Extend Production Tax Credits for Nuclear Power in Absence of CEPP

Passing the Build Back Better (BBB) bill without the Clean Electricity Performance Program (CEPP) risks premature retirement of 20% of current US nuclear reactors, jeopardizing emissions reductions goals. To avoid this the US should extend the production tax credit (PTC) for existing nuclear reactors in the BBB from 5 years to 10 years to fill in the gap.

There is a growing consensus that rapidly reducing emissions in the US electricity sector will require keeping existing nuclear reactors open. This both avoids “treadmill decarbonization” where new clean energy sources simply replace existing ones rather than reducing fossil fuel use, and creates a larger supply of clean firm generation that energy models suggest is essential to reducing the costs of electricity sector decarbonization.

The CEPP provided a strong incentive for utilities to keep existing nuclear power plants open. Closing an existing nuclear plant under CEPP would prevent utilities from earning $150 per MWh subsidies from installing new clean energy until they made up the gap from the closure, and would impose an additional $40 per MWh penalty on the reduced clean energy generation.

As CEPP does not start until 2023, the House included a 5-year PTC of up to $15 per MWh to bridge the gap between the bill's passage and the start of CEPP to prevent existing reactors from closing in the interim. Now that the CEPP seems unlikely to be included in the final bill, there will be little support for existing nuclear or incentives for utilities to not remove existing clean energy after 2025; this is particularly problematic given that the generous production tax credits for renewable energy in BBB would put existing clean energy from nuclear at a competitive disadvantage.

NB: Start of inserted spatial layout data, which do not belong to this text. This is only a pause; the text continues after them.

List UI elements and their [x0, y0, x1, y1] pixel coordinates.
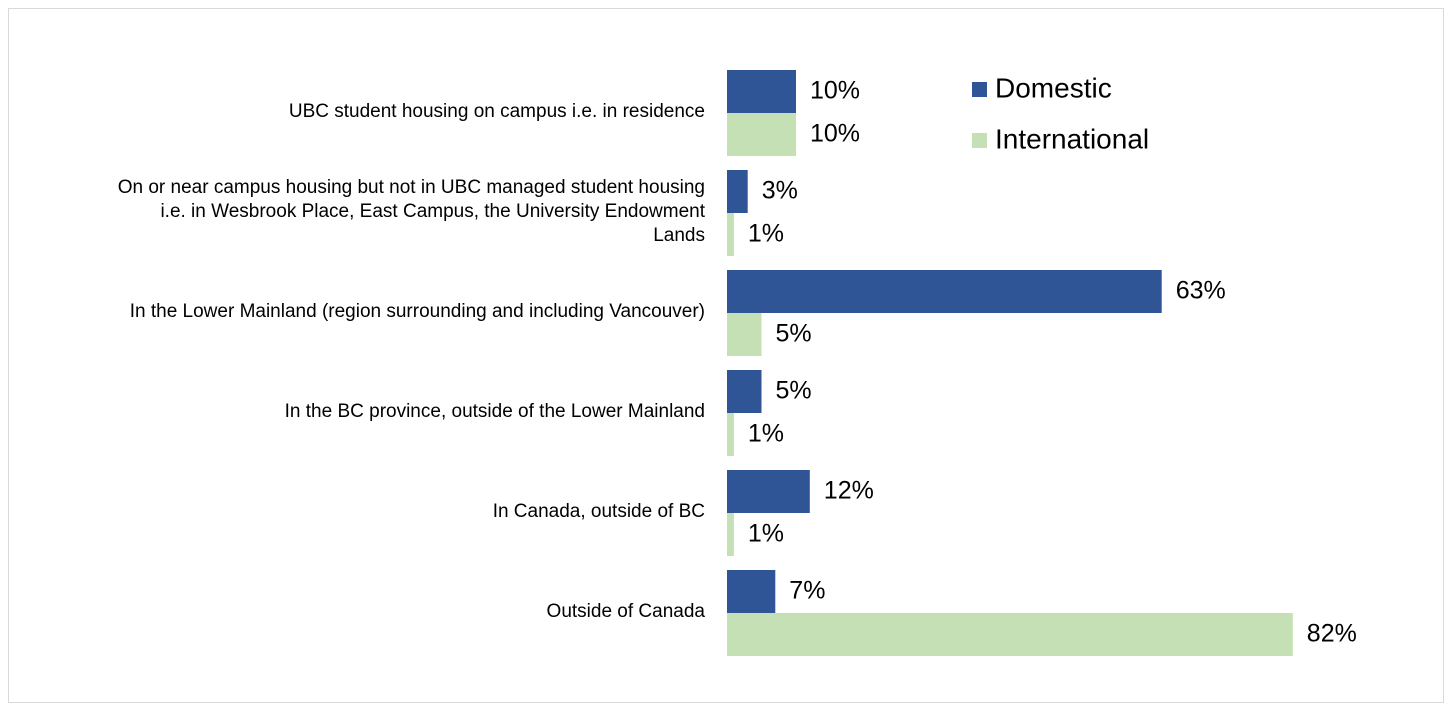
value-label: 5%: [776, 377, 812, 405]
value-label: 10%: [810, 77, 860, 105]
category-label: UBC student housing on campus i.e. in re…: [289, 101, 705, 122]
bar: [727, 470, 810, 513]
value-label: 10%: [810, 120, 860, 148]
bar: [727, 370, 762, 413]
value-label: 5%: [776, 320, 812, 348]
bar: [727, 270, 1162, 313]
bar: [727, 70, 796, 113]
chart-border: [8, 8, 1444, 703]
bar: [727, 513, 734, 556]
bar: [727, 313, 762, 356]
legend-label: International: [995, 123, 1149, 154]
value-label: 82%: [1307, 620, 1357, 648]
value-label: 1%: [748, 420, 784, 448]
bar: [727, 613, 1293, 656]
legend-swatch: [972, 82, 987, 97]
value-label: 12%: [824, 477, 874, 505]
category-label: In the BC province, outside of the Lower…: [285, 401, 705, 422]
value-label: 3%: [762, 177, 798, 205]
bar: [727, 413, 734, 456]
category-label: In Canada, outside of BC: [493, 501, 705, 522]
value-label: 7%: [789, 577, 825, 605]
legend-label: Domestic: [995, 72, 1112, 103]
value-label: 1%: [748, 220, 784, 248]
value-label: 1%: [748, 520, 784, 548]
legend-swatch: [972, 133, 987, 148]
bar: [727, 213, 734, 256]
category-label: In the Lower Mainland (region surroundin…: [130, 301, 705, 322]
bar: [727, 570, 776, 613]
value-label: 63%: [1176, 277, 1226, 305]
category-label: Outside of Canada: [547, 601, 706, 622]
bar: [727, 170, 748, 213]
category-label: On or near campus housing but not in UBC…: [118, 177, 706, 246]
bar: [727, 113, 796, 156]
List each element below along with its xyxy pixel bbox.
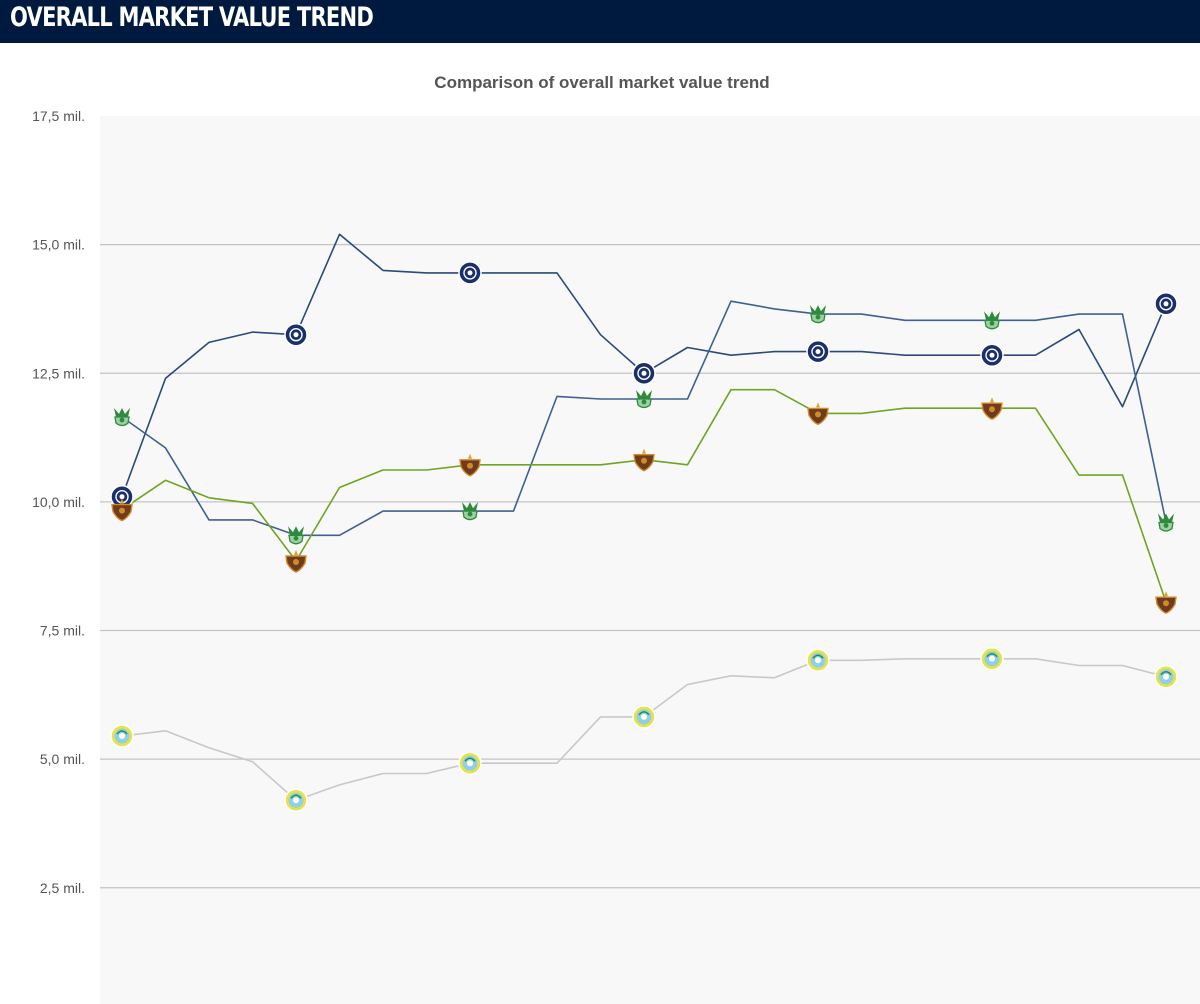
y-tick-label: 15,0 mil. [32,237,85,253]
yellow-crest-icon [458,751,482,775]
chart-title: Comparison of overall market value trend [434,73,769,92]
purple-crest-icon [1155,591,1177,614]
purple-crest-icon [981,397,1003,420]
yellow-crest-icon [284,788,308,813]
purple-crest-icon [111,498,133,522]
yellow-crest-icon [110,724,134,748]
y-tick-label: 2,5 mil. [40,880,85,896]
yellow-crest-icon [1154,665,1178,689]
market-value-chart: Comparison of overall market value trend… [32,73,1200,1004]
green-crest-icon [810,305,826,324]
navy-crest-icon [1154,292,1178,316]
section-title: OVERALL MARKET VALUE TREND [10,2,374,33]
purple-crest-icon [807,402,829,426]
purple-crest-icon [633,448,655,472]
navy-crest-icon [980,343,1004,367]
green-crest-icon [984,311,1000,330]
purple-crest-icon [285,550,307,573]
navy-crest-icon [632,361,656,386]
y-tick-label: 17,5 mil. [32,108,85,124]
green-crest-icon [1158,513,1174,532]
series-markers [110,261,1178,813]
navy-crest-icon [806,339,830,364]
green-crest-icon [636,390,652,409]
purple-crest-icon [459,453,481,477]
y-tick-label: 7,5 mil. [40,623,85,639]
yellow-crest-icon [632,705,656,729]
green-crest-icon [114,408,130,427]
yellow-crest-icon [980,647,1004,671]
y-axis-ticks: 2,5 mil. 5,0 mil. 7,5 mil. 10,0 mil. 12,5 mi… [32,108,85,896]
y-tick-label: 5,0 mil. [40,751,85,767]
navy-crest-icon [458,261,482,285]
plot-background [100,116,1200,1004]
y-tick-label: 10,0 mil. [32,494,85,510]
green-crest-icon [288,526,304,545]
yellow-crest-icon [806,648,830,673]
y-tick-label: 12,5 mil. [32,365,85,381]
navy-crest-icon [284,322,308,347]
section-header: OVERALL MARKET VALUE TREND [0,0,1200,43]
green-crest-icon [462,502,478,521]
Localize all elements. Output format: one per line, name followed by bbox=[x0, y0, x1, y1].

According to new modeling results from the Princeton University Zero Lab, the passage of the BBB with CEPP would effectively stop US nuclear retirements over the next decade. In contrast, passing BBB without CEPP would result in 20% of all existing US nuclear generation retiring between 2025 and 2030, as shown in the figure below.

Cutting CEPP from the bill with no replacement results in around 160 TWh of nuclear – or 3.5% of all US electricity generation – prematurely retiring. While a large portion of this is replaced by other clean energy sources in the Princeton model, this means that the additional clean energy is replacing nuclear rather than fossil fuels, resulting in additional CO2 emissions of up to 75 million metric tons per year in 2030 compared to a scenario where these reactors remained open. It also reduces the US’s supply of always-on clean firm generation that will be increasingly critical as the power sector transitions away from fossil fuels.

Thankfully there is a relatively easy way to avoid this outcome. Rather than the 5-year PTC for existing nuclear in the BBB intended to bridge the gap until the CEPP came into effect, Congress could extend the nuclear PTC for the full 10-year period covered by the bill. While this would not be identical to the mechanism in the CEPP – it would incentivize utilities for keeping existing reactors open rather than penalizing them for closing – the net effect would likely be similar.

The civil nuclear credit program that is part of the bipartisan infrastructure package also provides some support to existing nuclear plants, but it is designed as a stop-gap grant program to help the plants most at risk of failing. However, as designed it would be too slow and cumbersome of a process to scale up compared to the PTC.

Decarbonizing the US electricity sector requires both preserving the clean energy we have and accelerating the rate of new clean energy deployments. The original BBB bill wisely incentivized utilities to keep existing nuclear reactors open; there is a real risk that in removing CEPP from the bill Congress will unintentionally accelerate the closure of the US nuclear fleet. An extension of the existing nuclear PTC is a simple fix, and one with relatively modest costs.